This is what really sets 'em off now
http://koyamapress.com/projects/a-childrens-book-of-demons/
But a bloody crucifix? fine.
Image number 2 will swear anybody off a Peter Gabriel video for sure, big time. I wonder if design was based loosely on imagery from that music video...
#3 looks like a generic elf on crack, big deal.
#4 is a garbage pail kid, so what.
My guess is that the people upset by that book might believe that silliness trivializes what's scary. Given none of the images correlate to known demons' visages, I fail to see where the big problem is. I'd still find something more appropriate for children, and electronic mediums for virtual coloring are easier to reset and redo than an eraser, as well as being better for the environment long-term as I doubt that book can be recycled and pencils/crayons replenishing themselves.
I doubt their hairstyle or lack thereof had anything to with being mauled to death. The bears were very likely with cubs and that's when the territorial issue really steps in. That's far more likely than some of what that link's passage was
suggesting.
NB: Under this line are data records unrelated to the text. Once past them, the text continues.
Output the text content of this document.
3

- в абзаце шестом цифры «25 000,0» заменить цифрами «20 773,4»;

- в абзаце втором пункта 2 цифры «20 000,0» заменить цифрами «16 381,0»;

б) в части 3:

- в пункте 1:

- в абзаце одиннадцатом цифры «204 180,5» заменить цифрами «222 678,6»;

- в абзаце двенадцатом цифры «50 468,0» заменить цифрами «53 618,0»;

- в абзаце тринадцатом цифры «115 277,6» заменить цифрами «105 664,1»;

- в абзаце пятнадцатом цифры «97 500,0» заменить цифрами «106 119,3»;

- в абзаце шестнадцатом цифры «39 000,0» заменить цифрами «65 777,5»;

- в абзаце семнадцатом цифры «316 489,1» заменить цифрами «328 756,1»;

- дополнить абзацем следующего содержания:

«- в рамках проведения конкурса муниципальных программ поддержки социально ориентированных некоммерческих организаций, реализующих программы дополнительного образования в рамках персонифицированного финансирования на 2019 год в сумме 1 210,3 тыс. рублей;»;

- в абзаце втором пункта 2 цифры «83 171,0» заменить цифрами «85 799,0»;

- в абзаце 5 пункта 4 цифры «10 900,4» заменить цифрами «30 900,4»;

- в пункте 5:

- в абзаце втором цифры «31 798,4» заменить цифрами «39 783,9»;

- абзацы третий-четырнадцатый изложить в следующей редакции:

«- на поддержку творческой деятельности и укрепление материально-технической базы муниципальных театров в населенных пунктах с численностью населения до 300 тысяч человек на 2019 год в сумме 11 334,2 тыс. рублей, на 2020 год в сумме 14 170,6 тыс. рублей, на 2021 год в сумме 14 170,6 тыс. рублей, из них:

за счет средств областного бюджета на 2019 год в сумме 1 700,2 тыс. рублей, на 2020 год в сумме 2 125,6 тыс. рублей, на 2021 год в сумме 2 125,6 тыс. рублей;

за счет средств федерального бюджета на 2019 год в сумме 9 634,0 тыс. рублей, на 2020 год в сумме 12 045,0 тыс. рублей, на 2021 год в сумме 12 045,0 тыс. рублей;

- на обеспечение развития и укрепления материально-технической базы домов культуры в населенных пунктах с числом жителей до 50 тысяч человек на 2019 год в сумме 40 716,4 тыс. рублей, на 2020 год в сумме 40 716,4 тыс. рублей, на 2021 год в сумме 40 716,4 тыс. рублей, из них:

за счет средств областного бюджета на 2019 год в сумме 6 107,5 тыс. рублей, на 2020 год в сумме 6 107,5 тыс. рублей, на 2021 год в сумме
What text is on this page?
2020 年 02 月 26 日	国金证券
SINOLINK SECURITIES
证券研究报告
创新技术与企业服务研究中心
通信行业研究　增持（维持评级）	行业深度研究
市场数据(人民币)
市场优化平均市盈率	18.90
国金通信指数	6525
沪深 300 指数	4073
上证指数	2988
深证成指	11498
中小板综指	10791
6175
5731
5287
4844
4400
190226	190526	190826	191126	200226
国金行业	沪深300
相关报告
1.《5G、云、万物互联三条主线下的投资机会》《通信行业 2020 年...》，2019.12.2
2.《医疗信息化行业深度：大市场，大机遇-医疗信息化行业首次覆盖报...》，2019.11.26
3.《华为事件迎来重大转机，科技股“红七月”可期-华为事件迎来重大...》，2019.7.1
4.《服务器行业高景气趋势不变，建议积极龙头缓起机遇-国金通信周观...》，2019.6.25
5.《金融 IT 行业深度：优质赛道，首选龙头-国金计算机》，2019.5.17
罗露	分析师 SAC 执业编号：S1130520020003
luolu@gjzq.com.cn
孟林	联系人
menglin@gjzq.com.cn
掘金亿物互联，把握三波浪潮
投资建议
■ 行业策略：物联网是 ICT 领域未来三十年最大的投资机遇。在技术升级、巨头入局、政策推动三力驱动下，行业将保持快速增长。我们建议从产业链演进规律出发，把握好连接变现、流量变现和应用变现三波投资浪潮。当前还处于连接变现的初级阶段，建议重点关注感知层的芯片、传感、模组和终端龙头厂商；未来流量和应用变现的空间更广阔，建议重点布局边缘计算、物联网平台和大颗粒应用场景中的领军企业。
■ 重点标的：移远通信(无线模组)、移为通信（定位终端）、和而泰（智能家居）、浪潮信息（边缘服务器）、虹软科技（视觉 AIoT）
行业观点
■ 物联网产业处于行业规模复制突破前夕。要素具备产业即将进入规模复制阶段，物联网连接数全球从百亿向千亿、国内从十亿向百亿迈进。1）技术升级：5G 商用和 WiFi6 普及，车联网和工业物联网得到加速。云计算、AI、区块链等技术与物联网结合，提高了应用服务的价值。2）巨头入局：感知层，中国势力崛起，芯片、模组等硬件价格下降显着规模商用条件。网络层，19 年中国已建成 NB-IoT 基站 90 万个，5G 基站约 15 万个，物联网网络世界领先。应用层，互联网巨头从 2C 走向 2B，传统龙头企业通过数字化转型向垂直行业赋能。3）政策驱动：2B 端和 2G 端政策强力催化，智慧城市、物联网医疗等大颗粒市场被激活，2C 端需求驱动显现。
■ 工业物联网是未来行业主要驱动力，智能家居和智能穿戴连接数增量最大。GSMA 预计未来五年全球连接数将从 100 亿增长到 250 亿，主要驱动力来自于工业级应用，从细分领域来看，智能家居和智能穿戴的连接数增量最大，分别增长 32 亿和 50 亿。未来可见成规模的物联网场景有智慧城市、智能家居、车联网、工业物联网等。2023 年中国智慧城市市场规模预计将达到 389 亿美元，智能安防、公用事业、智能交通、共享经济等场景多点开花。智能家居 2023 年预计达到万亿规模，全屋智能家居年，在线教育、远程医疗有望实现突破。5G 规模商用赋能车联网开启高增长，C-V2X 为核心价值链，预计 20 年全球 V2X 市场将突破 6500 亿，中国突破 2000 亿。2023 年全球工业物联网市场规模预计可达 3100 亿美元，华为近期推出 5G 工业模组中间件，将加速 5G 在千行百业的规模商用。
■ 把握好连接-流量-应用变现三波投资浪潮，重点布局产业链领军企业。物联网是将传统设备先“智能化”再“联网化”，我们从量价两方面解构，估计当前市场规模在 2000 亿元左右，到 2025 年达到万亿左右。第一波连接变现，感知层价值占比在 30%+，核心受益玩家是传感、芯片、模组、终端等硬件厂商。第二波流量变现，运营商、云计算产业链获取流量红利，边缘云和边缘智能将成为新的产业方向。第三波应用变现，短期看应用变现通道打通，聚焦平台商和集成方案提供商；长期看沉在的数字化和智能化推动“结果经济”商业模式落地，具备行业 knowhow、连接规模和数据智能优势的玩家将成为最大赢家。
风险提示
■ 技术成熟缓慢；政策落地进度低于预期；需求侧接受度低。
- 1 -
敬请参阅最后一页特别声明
Especially in lieu of allegation of "baldhead", remembering also that the original texts were translated to English (case in point, and viewer discretion is advised: Ezekiel 23:20 (among others) has a few fun and occasionally inconsistent translations (some more radically different than others), arguably due to relative prudeness and/or intent of said translator of the time, which is also my own contextless claim and at least for that particular passage, numerous of the 20+ English translations are sufficiently similar, apart from the 1599 Geneva Bible edition (the newer ones are a bit more, as they say, "kinky") but I'm not going to compare every last passage in every last edition to see which one's the most different in scope); the only thing mentioned are people told to go to a place where bears mauled them to death. But I might use supposition and state the victims were male, what with male pattern baldness being an old trend back then too.
The New Testament, however, has been said multiple times as rendering the Old one moot and it's not like the Old Testament was entirely consistent to begin with. And it all only gets more complex and convoluted from there, and there are plenty of tangents I won't mention since they're too far away from the main topic. Current news outlets, for some, already covered the surface of those within the last several months anyway.